Weiter geht der Festivalsommer in Freising: Das PLUS Festival 2014 mit viel Hip Hop

Der zweite Tag steht ganz im Zeichen des Hip Hop, dem Gewitter wurde mit Regencapes und guter Laune getrotzt, Bier gab es zur Genüge, Lächeln auf fast allen Gesichtern. Ein schöner zweiter Tag, der noch besser besucht war als der Freitag.

Fatoni und sein DJ machten den Anfang und der Hip Hopper machte sich mit in die Menge geschmissenen Süßigkeiten Freunde. “Ist ja fast wie beim Karneval hier, nur mit besseren Raps.” Freude im Publikum, witzige Reime auf der Bühne. Fatoni machte Werbung für Edgar Wasser, der folgte und mit Humor dem Wetter trotzte.

Intelligente Texte, auf die er sich gerne auch mal selbst feiert: Edgar Wasser weiß, was er kann, oftmals aber mit einer Attitüde, die an leichte Arroganz und Überheblichkeit erinnert. Nichtsdestotrotz feiert ihn das PLUS-Publikum. Er hat den Swag, er hebt sich ab und rappt sich gekonnt durch seine Show, die einen vergessen lässt, dass sich der Himmel über Freising auftat.

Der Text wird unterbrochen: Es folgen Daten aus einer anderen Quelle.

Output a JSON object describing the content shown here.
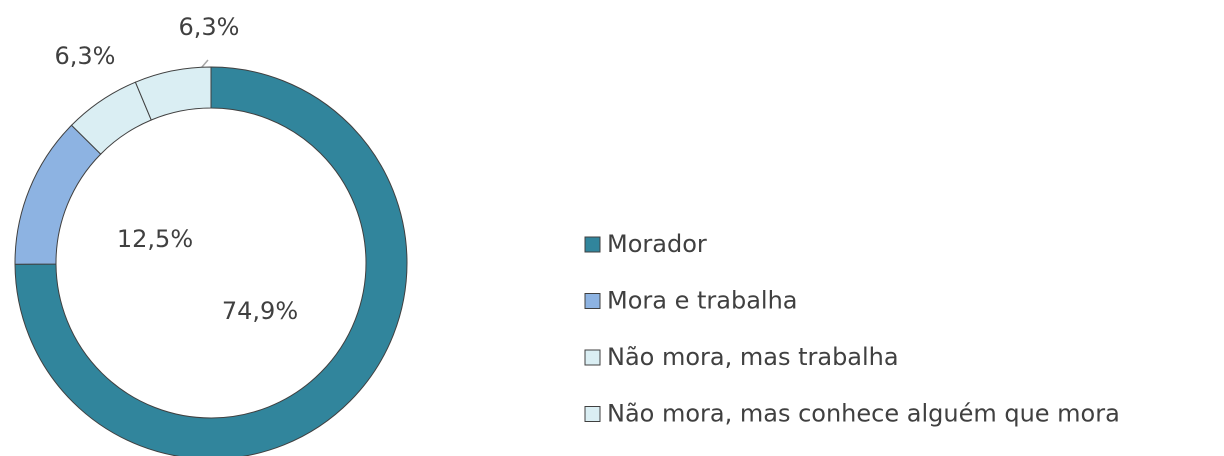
{
  "chart_data": {
    "type": "donut",
    "categories": [
      "Morador",
      "Mora e trabalha",
      "Não mora, mas trabalha",
      "Não mora, mas conhece alguém que mora"
    ],
    "values": [
      74.9,
      12.5,
      6.3,
      6.3
    ],
    "value_labels": [
      "74,9%",
      "12,5%",
      "6,3%",
      "6,3%"
    ],
    "colors": [
      "#31859c",
      "#8db3e2",
      "#daeef3",
      "#daeef3"
    ],
    "legend": "right"
  }
}
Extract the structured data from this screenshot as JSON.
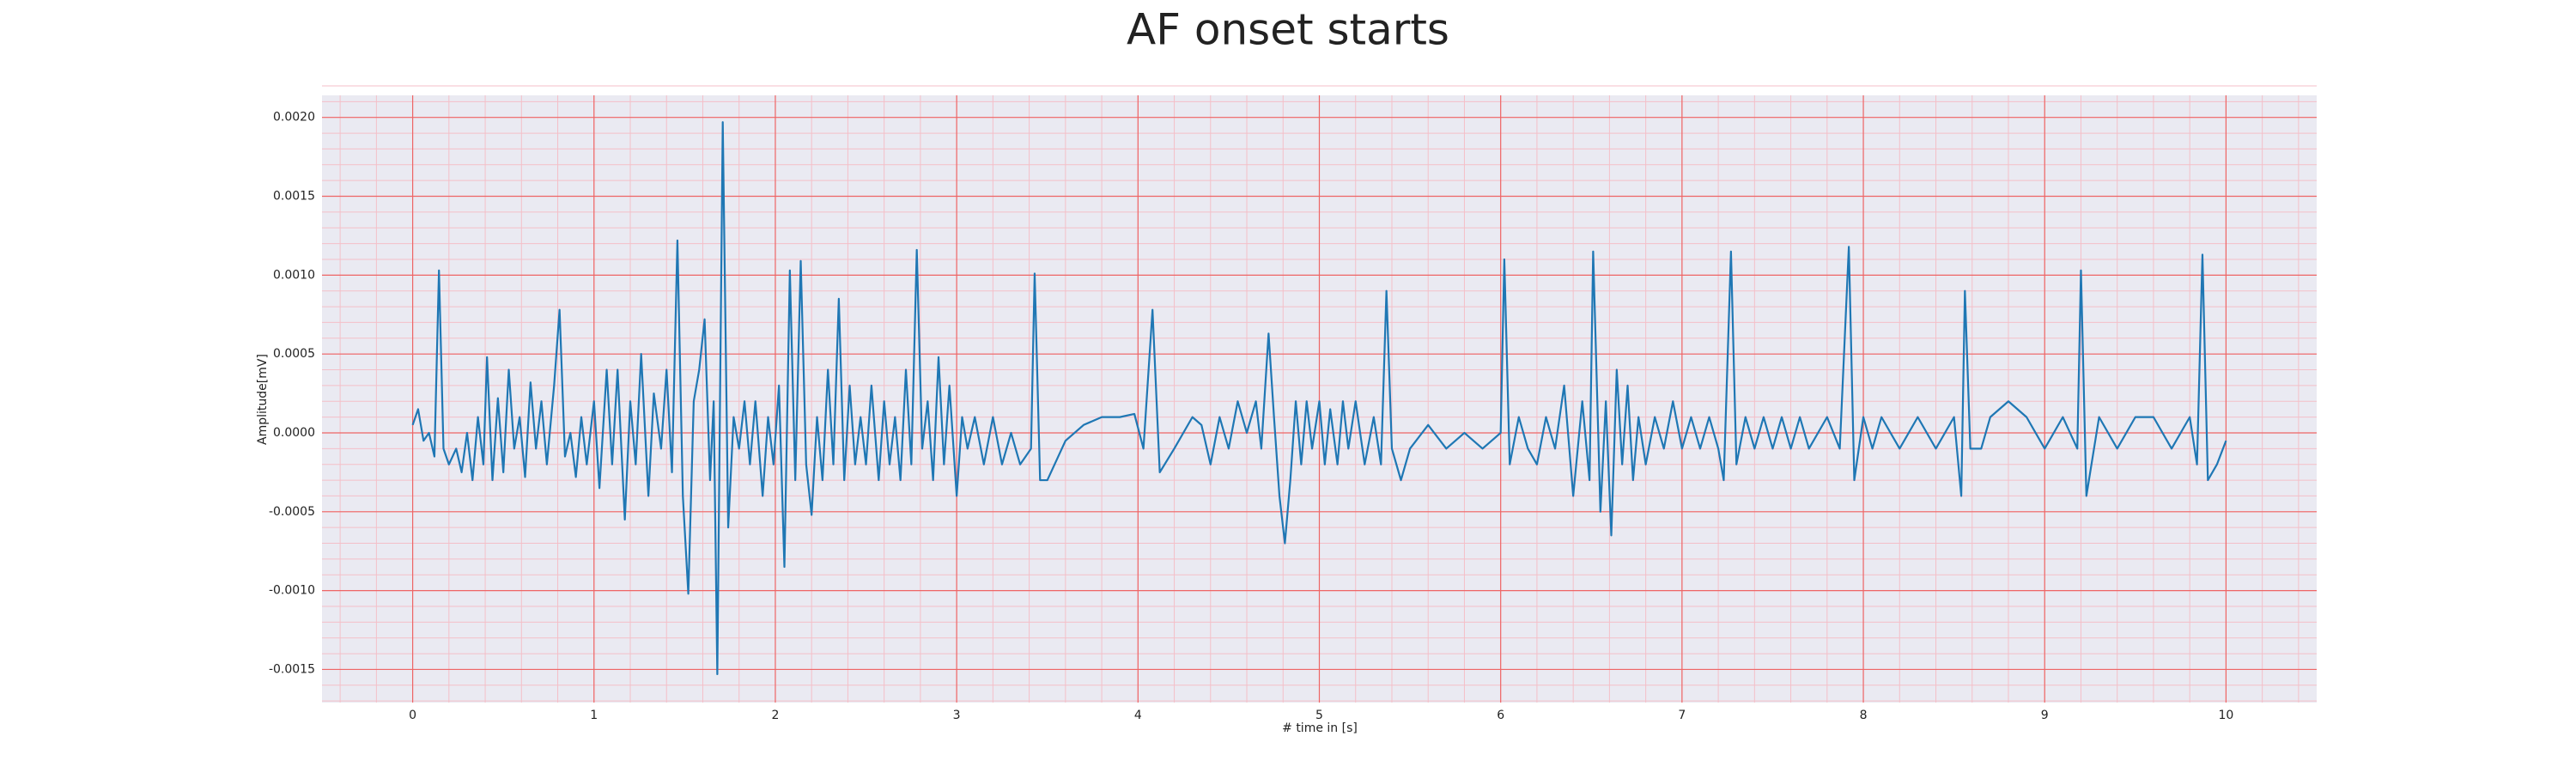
{
  "chart_data": {
    "type": "line",
    "title": "AF onset starts",
    "xlabel": "# time in [s]",
    "ylabel": "Amplitude[mV]",
    "color": "#1f77b4",
    "grid": true,
    "minor_grid": true,
    "xlim": [
      -0.5,
      10.5
    ],
    "xticks": [
      0,
      1,
      2,
      3,
      4,
      5,
      6,
      7,
      8,
      9,
      10
    ],
    "ylim": [
      -0.00171,
      0.00214
    ],
    "yticks": [
      {
        "value": -0.0015,
        "label": "-0.0015"
      },
      {
        "value": -0.001,
        "label": "-0.0010"
      },
      {
        "value": -0.0005,
        "label": "-0.0005"
      },
      {
        "value": 0,
        "label": "0.0000"
      },
      {
        "value": 0.0005,
        "label": "0.0005"
      },
      {
        "value": 0.001,
        "label": "0.0010"
      },
      {
        "value": 0.0015,
        "label": "0.0015"
      },
      {
        "value": 0.002,
        "label": "0.0020"
      }
    ],
    "x": [
      0,
      0.03,
      0.06,
      0.09,
      0.12,
      0.145,
      0.17,
      0.2,
      0.24,
      0.27,
      0.3,
      0.33,
      0.36,
      0.39,
      0.41,
      0.44,
      0.47,
      0.5,
      0.53,
      0.56,
      0.59,
      0.62,
      0.65,
      0.68,
      0.71,
      0.74,
      0.78,
      0.81,
      0.84,
      0.87,
      0.9,
      0.93,
      0.96,
      1,
      1.03,
      1.07,
      1.1,
      1.13,
      1.17,
      1.2,
      1.23,
      1.26,
      1.3,
      1.33,
      1.37,
      1.4,
      1.43,
      1.46,
      1.49,
      1.52,
      1.55,
      1.58,
      1.61,
      1.64,
      1.66,
      1.68,
      1.71,
      1.74,
      1.77,
      1.8,
      1.83,
      1.86,
      1.89,
      1.93,
      1.96,
      1.99,
      2.02,
      2.05,
      2.08,
      2.11,
      2.14,
      2.17,
      2.2,
      2.23,
      2.26,
      2.29,
      2.32,
      2.35,
      2.38,
      2.41,
      2.44,
      2.47,
      2.5,
      2.53,
      2.57,
      2.6,
      2.63,
      2.66,
      2.69,
      2.72,
      2.75,
      2.78,
      2.81,
      2.84,
      2.87,
      2.9,
      2.93,
      2.96,
      3,
      3.03,
      3.06,
      3.1,
      3.15,
      3.2,
      3.25,
      3.3,
      3.35,
      3.41,
      3.43,
      3.46,
      3.5,
      3.6,
      3.7,
      3.8,
      3.9,
      3.98,
      4.03,
      4.08,
      4.12,
      4.2,
      4.3,
      4.35,
      4.4,
      4.45,
      4.5,
      4.55,
      4.6,
      4.65,
      4.68,
      4.72,
      4.75,
      4.78,
      4.81,
      4.84,
      4.87,
      4.9,
      4.93,
      4.96,
      5,
      5.03,
      5.06,
      5.1,
      5.13,
      5.16,
      5.2,
      5.25,
      5.3,
      5.34,
      5.37,
      5.4,
      5.45,
      5.5,
      5.6,
      5.7,
      5.8,
      5.9,
      6,
      6.02,
      6.05,
      6.1,
      6.15,
      6.2,
      6.25,
      6.3,
      6.35,
      6.4,
      6.45,
      6.49,
      6.51,
      6.55,
      6.58,
      6.61,
      6.64,
      6.67,
      6.7,
      6.73,
      6.76,
      6.8,
      6.85,
      6.9,
      6.95,
      7,
      7.05,
      7.1,
      7.15,
      7.2,
      7.23,
      7.27,
      7.3,
      7.35,
      7.4,
      7.45,
      7.5,
      7.55,
      7.6,
      7.65,
      7.7,
      7.8,
      7.87,
      7.92,
      7.95,
      8,
      8.05,
      8.1,
      8.2,
      8.3,
      8.4,
      8.5,
      8.54,
      8.56,
      8.59,
      8.65,
      8.7,
      8.8,
      8.9,
      9,
      9.1,
      9.18,
      9.2,
      9.23,
      9.3,
      9.4,
      9.5,
      9.6,
      9.7,
      9.8,
      9.84,
      9.87,
      9.9,
      9.95,
      10
    ],
    "values": [
      5e-05,
      0.00015,
      -5e-05,
      0,
      -0.00015,
      0.00103,
      -0.0001,
      -0.0002,
      -0.0001,
      -0.00025,
      0,
      -0.0003,
      0.0001,
      -0.0002,
      0.00048,
      -0.0003,
      0.00022,
      -0.00025,
      0.0004,
      -0.0001,
      0.0001,
      -0.00028,
      0.00032,
      -0.0001,
      0.0002,
      -0.0002,
      0.0003,
      0.00078,
      -0.00015,
      0,
      -0.00028,
      0.0001,
      -0.0002,
      0.0002,
      -0.00035,
      0.0004,
      -0.0002,
      0.0004,
      -0.00055,
      0.0002,
      -0.0002,
      0.0005,
      -0.0004,
      0.00025,
      -0.0001,
      0.0004,
      -0.00025,
      0.00122,
      -0.0004,
      -0.00102,
      0.0002,
      0.0004,
      0.00072,
      -0.0003,
      0.0002,
      -0.00153,
      0.00197,
      -0.0006,
      0.0001,
      -0.0001,
      0.0002,
      -0.0002,
      0.0002,
      -0.0004,
      0.0001,
      -0.0002,
      0.0003,
      -0.00085,
      0.00103,
      -0.0003,
      0.00109,
      -0.0002,
      -0.00052,
      0.0001,
      -0.0003,
      0.0004,
      -0.0002,
      0.00085,
      -0.0003,
      0.0003,
      -0.0002,
      0.0001,
      -0.0002,
      0.0003,
      -0.0003,
      0.0002,
      -0.0002,
      0.0001,
      -0.0003,
      0.0004,
      -0.0002,
      0.00116,
      -0.0001,
      0.0002,
      -0.0003,
      0.00048,
      -0.0002,
      0.0003,
      -0.0004,
      0.0001,
      -0.0001,
      0.0001,
      -0.0002,
      0.0001,
      -0.0002,
      0,
      -0.0002,
      -0.0001,
      0.00101,
      -0.0003,
      -0.0003,
      -5e-05,
      5e-05,
      0.0001,
      0.0001,
      0.00012,
      -0.0001,
      0.00078,
      -0.00025,
      -0.0001,
      0.0001,
      5e-05,
      -0.0002,
      0.0001,
      -0.0001,
      0.0002,
      0,
      0.0002,
      -0.0001,
      0.00063,
      0.0001,
      -0.0004,
      -0.0007,
      -0.0003,
      0.0002,
      -0.0002,
      0.0002,
      -0.0001,
      0.0002,
      -0.0002,
      0.00015,
      -0.0002,
      0.0002,
      -0.0001,
      0.0002,
      -0.0002,
      0.0001,
      -0.0002,
      0.0009,
      -0.0001,
      -0.0003,
      -0.0001,
      5e-05,
      -0.0001,
      0,
      -0.0001,
      0,
      0.0011,
      -0.0002,
      0.0001,
      -0.0001,
      -0.0002,
      0.0001,
      -0.0001,
      0.0003,
      -0.0004,
      0.0002,
      -0.0003,
      0.00115,
      -0.0005,
      0.0002,
      -0.00065,
      0.0004,
      -0.0002,
      0.0003,
      -0.0003,
      0.0001,
      -0.0002,
      0.0001,
      -0.0001,
      0.0002,
      -0.0001,
      0.0001,
      -0.0001,
      0.0001,
      -0.0001,
      -0.0003,
      0.00115,
      -0.0002,
      0.0001,
      -0.0001,
      0.0001,
      -0.0001,
      0.0001,
      -0.0001,
      0.0001,
      -0.0001,
      0.0001,
      -0.0001,
      0.00118,
      -0.0003,
      0.0001,
      -0.0001,
      0.0001,
      -0.0001,
      0.0001,
      -0.0001,
      0.0001,
      -0.0004,
      0.0009,
      -0.0001,
      -0.0001,
      0.0001,
      0.0002,
      0.0001,
      -0.0001,
      0.0001,
      -0.0001,
      0.00103,
      -0.0004,
      0.0001,
      -0.0001,
      0.0001,
      0.0001,
      -0.0001,
      0.0001,
      -0.0002,
      0.00113,
      -0.0003,
      -0.0002,
      -5e-05
    ]
  }
}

Seit 2013 hoch im Kurs sind OK Kid und daran hat sich auch 2014 nichts geändert. Sie mixen Indie-Rock, Hip Hop und scheuen sich auch nicht vor Pop und bleiben somit musikalisch interessant. “Stadt ohne Meer” als Opener kommt hervorragend an, auch der Regen wurde weniger und das Lob der Band für das Publikum war groß.

Textlich nicht immer authentisch, wirkten viele Passagen gestellt und nicht von Herzen. Große Gefühle wurden da nicht transportiert, dafür wurde aber umso mehr Party gemacht.

Rainer von Vielen im Anschluss lieferte zunächst einen etwas fragwürdigen Auftritt. So hatte man das Gefühl, alles irgendwie schon einmal gehört zu haben. Eine fragwürdige Mischung aus Hip Hop und Volksmusik, textlich etwas lustlos und mehr den Klischees entsprechen wollend, als dass hier irgendeine Art von Ernsthaftigkeit zu finden sein soll.

FIVA (Nina Sonnenberg) weiß seit einigen Jahren, mit Texten um sich zu werfen, die es in sich haben. Sie nimmt kein Blatt vor den Mund, was aber nicht bedeutet, dass sie einfach bloß leere Worte aneinander reiht, sondern ihren Zeilen Tiefgründigkeit verleiht, die man so schnell nicht vergisst. Von ihren Fans gefeiert, macht sie enorme Stimmung und sorgt dafür, dass kein Bein ungeschwungen bleibt. Textsicheres Hip Hop-Publikum erweist ihr die Ehre und feiert die Rapperin, die nicht nur auf der Bühne, sondern auch als Moderatorin und Autorin immer wieder überzeugt.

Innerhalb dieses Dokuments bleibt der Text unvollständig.